ECONOMYNEXT – Sri Lanka’s Ports Authority had paid a deposit for a gantry crane and made the required payment for the contractor to complete building the East Container Terminal, Minister Nimal Siripala De Silva said.

The East Container Terminal, a part of which is already built is being completed as a fully SLPA owned terminal at a cost of 480 million dollars Ports and Shipping Minister de Silva said.

“ECT we are funding with money available in the ports authority,” he said.

“Up to now we have paid an advance for the gantry crane. And for the construction we have paid all the money agreed with the contractor. So that is going on well.”

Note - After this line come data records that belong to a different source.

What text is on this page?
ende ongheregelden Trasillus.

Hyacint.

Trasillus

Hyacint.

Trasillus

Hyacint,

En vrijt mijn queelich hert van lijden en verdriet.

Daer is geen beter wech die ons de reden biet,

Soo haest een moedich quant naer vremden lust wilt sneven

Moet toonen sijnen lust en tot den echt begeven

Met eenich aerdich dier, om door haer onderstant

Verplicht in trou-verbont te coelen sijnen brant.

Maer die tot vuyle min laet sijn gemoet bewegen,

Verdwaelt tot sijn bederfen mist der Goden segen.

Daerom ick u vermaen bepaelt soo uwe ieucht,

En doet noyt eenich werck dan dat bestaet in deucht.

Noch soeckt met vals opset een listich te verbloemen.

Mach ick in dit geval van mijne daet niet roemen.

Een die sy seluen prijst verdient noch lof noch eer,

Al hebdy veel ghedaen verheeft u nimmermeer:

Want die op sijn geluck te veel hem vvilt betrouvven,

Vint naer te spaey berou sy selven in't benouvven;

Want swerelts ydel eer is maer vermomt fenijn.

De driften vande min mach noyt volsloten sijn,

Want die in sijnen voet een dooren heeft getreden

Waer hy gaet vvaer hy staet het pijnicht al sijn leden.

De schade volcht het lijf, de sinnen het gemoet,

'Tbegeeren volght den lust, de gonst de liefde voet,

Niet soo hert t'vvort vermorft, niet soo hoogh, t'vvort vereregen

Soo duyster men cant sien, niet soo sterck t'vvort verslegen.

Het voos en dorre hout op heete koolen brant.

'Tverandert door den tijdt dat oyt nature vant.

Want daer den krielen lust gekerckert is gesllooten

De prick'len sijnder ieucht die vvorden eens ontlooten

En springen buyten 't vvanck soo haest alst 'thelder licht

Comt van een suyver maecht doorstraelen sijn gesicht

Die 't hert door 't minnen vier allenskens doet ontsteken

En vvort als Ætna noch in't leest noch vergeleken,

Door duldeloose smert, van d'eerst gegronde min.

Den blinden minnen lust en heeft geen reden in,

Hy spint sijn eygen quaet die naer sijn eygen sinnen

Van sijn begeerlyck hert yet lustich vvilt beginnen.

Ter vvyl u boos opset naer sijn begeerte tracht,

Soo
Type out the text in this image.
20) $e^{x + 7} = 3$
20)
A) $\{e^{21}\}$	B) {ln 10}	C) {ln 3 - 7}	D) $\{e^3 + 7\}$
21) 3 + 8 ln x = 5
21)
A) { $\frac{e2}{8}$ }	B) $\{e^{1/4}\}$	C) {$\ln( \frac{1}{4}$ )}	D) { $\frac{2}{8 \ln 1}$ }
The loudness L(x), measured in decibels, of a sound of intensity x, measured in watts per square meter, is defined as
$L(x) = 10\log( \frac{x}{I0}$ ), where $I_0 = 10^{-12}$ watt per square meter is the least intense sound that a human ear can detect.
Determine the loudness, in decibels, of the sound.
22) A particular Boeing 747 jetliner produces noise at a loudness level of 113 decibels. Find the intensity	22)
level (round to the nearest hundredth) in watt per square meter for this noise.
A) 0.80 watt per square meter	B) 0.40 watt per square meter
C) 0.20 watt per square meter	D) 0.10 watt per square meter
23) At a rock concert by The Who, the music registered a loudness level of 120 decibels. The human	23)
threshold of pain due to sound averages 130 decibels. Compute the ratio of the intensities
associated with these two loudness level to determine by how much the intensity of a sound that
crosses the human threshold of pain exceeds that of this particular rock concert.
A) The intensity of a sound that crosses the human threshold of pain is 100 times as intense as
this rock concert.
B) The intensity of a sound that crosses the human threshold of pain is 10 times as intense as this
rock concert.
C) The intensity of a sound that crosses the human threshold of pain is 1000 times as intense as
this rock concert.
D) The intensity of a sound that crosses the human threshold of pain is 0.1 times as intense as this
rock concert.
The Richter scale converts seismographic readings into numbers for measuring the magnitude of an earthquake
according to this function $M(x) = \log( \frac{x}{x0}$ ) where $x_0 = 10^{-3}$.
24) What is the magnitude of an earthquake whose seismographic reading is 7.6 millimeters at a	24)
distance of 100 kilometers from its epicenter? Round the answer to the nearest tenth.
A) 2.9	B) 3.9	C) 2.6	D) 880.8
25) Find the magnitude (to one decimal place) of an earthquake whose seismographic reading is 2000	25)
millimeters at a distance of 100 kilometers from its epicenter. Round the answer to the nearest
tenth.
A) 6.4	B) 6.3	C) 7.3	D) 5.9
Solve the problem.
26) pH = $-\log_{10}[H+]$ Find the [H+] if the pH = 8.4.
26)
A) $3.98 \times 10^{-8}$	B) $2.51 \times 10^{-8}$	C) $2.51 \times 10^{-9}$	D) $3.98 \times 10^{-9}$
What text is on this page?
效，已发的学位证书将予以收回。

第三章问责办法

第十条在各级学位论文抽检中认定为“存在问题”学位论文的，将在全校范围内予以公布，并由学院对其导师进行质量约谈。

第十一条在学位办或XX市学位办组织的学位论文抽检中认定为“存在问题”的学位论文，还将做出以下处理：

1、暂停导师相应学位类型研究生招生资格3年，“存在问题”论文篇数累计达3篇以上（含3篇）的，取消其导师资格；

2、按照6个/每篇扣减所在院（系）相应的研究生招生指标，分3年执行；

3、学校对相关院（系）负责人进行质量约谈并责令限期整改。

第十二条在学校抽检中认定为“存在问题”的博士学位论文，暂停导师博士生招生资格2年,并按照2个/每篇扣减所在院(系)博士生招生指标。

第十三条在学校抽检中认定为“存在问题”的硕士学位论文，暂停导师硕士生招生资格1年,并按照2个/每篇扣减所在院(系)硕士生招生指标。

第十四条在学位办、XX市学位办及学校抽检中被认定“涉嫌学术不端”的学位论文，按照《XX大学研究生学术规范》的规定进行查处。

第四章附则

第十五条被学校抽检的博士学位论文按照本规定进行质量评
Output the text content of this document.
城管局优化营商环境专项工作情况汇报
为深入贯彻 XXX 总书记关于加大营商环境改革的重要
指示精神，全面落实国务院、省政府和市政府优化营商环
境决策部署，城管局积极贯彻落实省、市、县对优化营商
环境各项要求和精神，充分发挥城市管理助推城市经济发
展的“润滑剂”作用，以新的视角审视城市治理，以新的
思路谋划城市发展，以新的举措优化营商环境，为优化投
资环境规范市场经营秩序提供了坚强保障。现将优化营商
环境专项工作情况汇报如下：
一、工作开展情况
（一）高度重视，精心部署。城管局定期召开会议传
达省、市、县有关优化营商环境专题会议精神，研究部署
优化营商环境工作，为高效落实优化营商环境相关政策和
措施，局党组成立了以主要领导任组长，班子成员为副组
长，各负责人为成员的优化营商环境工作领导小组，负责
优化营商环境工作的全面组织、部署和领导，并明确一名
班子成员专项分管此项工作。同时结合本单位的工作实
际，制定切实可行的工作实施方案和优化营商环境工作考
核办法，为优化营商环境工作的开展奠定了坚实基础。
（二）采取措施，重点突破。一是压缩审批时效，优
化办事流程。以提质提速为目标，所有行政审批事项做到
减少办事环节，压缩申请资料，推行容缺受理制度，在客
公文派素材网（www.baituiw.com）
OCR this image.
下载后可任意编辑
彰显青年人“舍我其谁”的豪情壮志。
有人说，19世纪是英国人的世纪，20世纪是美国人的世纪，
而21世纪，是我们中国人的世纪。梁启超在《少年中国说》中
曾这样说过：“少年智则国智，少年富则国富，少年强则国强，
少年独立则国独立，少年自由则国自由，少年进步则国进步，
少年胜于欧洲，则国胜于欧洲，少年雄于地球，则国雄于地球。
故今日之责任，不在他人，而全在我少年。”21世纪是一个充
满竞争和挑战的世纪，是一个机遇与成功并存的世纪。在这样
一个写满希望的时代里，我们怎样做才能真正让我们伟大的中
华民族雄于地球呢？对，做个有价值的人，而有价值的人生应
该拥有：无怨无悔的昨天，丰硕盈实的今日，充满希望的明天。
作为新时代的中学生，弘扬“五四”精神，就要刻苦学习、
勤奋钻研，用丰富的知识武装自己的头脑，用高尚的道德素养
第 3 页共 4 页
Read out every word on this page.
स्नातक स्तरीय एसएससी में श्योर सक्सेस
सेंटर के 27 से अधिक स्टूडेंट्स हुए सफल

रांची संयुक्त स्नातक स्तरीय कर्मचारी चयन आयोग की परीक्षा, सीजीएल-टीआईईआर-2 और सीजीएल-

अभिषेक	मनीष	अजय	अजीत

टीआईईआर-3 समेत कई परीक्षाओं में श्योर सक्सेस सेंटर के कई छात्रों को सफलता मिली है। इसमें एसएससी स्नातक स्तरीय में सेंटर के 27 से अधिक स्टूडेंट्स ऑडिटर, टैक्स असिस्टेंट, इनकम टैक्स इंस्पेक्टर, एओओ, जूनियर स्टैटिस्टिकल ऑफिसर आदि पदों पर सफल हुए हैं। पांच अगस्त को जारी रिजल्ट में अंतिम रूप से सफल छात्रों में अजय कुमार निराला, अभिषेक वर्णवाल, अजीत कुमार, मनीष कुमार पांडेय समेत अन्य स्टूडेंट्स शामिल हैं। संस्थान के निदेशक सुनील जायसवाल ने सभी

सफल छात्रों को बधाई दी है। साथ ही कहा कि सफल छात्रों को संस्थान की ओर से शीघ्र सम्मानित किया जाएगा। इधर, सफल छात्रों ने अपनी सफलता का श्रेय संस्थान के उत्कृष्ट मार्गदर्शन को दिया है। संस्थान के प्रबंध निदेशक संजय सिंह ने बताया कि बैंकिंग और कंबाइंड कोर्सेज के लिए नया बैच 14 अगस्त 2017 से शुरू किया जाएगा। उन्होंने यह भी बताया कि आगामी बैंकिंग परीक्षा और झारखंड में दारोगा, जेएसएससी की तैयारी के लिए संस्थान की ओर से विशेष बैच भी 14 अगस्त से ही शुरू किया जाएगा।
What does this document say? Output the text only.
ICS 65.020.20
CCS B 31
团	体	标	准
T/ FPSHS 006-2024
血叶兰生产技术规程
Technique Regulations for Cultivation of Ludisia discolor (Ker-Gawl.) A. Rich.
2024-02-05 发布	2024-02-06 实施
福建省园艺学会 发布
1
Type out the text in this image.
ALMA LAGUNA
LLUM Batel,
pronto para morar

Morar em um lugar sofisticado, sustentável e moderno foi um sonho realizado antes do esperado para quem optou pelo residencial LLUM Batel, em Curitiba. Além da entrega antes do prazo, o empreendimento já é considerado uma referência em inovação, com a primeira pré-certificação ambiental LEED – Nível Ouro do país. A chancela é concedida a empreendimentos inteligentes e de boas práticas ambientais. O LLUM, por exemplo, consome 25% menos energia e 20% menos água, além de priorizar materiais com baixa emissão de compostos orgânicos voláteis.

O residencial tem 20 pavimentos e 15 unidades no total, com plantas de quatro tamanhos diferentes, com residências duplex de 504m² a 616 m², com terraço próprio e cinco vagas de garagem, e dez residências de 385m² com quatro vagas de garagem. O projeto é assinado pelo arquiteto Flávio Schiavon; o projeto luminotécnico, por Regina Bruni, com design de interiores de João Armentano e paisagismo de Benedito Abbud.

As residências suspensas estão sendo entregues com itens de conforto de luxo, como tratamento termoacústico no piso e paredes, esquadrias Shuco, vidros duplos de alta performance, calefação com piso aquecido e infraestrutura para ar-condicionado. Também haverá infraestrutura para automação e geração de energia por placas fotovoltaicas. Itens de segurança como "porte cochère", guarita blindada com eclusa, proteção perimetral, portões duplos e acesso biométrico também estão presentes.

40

Sri Lanka is undergoing the worst currency crisis in the history of the island’s soft-pegged (flexible exchange rate) central bank which has created difficulties in funding the project.

“Every penny we collect as dollars we are keeping them separately and utilizing that for the Eastern Terminal work,” Minister de Silva said.

“We are confident that the ECT will be completed within the envisaged time. It is a difficult task in view of the dollar problem.

Banks were also not releasing the dollar deposits of the SLPA earlier but are now doing so, he said.

“Our deposits in banks they have utilized for urgent other national purposes,” he said.

“So they are releasing that money slowly. I am happy that they are releasing that money little by little. So with that we will be able to manage that.”